Garrison information
- Designations: Grade I listed building Scheduled Monument

= Thirlwall Castle =

Castle in Northumberland, England

Thirlwall Castle is a 12th-century castle in Northumberland, England, on the bank of the River Tipalt close to the village of Greenhead and approximately 20 mi west of Hexham. It was built in the 12th century, and later strengthened using stones from nearby Hadrian's Wall, but began to fall into disrepair in the 17th century. The site is protected by Grade I listed building and Scheduled Ancient Monument status.

==Meaning of name "Thirlwall"==
"Thirlwall" combines Middle English Thirl, contracted with wall; in context, reference and proximity to Roman-built Hadrian's Wall from which Thirlwall Castle was materially built. Thirl [as verb] means "perforated-" or [as noun] "bored-wall", from the Old English þyrel, þyrl, "a hole made through anything, an aperture, orifice" and weall, "wall". As used and described in an Atlantic Monthly article, it is referenced as "a small passage built into a wall to allow sheep but not cattle to pass through ... a thirl, or a thawl". In Greek, the word Thura "θύρα thýra, [pronounced] thoo'-rah; apparently a primary word (compare "door"); a portal or entrance (the opening or the closure, literally or figuratively): "door, gate". The middle English noun thirl likewise references a portal; a through passage, gate or door [thura] through which lambs enter in. The Gospel of John (King James Version), tenth chapter conveys this same meaning: "Then said Jesus unto them again, Verily, verily, I say unto you, I am the door [thura] of the sheep. I am the door [thura]: by me if any man enter in, he shall be saved, and shall go in and out, and find pasture." (John 10:7;9). Thirl, corresponding identically in meaning to Greek thura, conjoined with wall then forms Thirlwall, having reference to the Roman-built Hadrian's Wall between Northeast England and Scotland in Northumbria.

==History==
The home of the Thirlwall family, the castle was fortified in about 1330 by John Thirlwall.
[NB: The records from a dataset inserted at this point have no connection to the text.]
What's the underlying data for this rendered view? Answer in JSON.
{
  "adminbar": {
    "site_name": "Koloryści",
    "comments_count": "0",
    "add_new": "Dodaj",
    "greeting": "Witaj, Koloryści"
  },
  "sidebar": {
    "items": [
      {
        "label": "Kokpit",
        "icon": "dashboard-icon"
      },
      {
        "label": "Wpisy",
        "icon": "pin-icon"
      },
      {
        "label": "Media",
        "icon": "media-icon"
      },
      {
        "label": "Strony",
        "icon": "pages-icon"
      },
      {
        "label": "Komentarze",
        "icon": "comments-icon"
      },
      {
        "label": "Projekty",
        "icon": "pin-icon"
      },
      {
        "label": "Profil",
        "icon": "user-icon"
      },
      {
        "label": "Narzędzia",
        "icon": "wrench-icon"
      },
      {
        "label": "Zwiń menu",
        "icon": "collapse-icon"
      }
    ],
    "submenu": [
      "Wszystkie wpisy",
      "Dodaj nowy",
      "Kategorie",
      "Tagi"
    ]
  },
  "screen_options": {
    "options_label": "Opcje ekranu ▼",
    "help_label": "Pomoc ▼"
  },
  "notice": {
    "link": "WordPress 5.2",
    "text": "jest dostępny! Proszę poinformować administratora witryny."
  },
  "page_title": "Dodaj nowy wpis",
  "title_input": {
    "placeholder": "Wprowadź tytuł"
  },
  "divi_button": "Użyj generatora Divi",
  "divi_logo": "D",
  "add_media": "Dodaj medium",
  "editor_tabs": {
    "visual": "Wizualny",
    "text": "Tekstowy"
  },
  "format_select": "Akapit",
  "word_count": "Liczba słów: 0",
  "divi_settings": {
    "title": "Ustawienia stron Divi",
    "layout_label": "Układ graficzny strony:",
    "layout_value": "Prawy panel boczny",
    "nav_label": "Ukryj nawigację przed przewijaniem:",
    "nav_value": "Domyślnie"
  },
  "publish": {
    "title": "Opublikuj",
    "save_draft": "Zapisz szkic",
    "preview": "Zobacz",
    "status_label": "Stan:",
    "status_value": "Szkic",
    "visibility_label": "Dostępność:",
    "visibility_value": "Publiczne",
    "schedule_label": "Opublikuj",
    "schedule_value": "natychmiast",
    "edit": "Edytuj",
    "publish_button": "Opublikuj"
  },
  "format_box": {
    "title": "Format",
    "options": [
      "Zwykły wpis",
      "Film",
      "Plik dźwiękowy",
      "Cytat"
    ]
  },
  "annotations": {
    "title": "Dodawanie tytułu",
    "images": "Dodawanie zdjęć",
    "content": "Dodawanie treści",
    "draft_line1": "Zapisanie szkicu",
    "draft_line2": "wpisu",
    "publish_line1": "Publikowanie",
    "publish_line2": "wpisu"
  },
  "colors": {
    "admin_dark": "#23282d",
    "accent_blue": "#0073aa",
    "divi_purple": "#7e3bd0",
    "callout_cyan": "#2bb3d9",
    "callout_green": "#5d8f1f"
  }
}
In a survey of 1542 it was reported as in the ownership of Robert Thirlwall and in a 'measurable good' state of repair.

Sir Percival Thirlwall of Thirlwall Castle was killed at the Battle of Bosworth whilst fighting in the Yorkist cause on 22 August 1485. He was Richard III's standard-bearer in the final charge at Bosworth. He held up the standard even after his legs had been cut from under him.

==Post medieval==
Eleanor Thirwall, the last of the Thirlwall family line, abandoned the castle as a residence and the estate passed to the Swinburne family by her 1738 marriage to Matthew Swinburne of Capheaton Hall. Swinburne sold the estate to the Earl of Carlisle for £4000 in 1748.

Thereafter the castle fell into decay. In 1832 and again in 1982 there were serious collapses of masonry.

In 1999 the Northumberland National Park Authority took over the management of the castle, protecting it from further dereliction. It is open to the public without charge.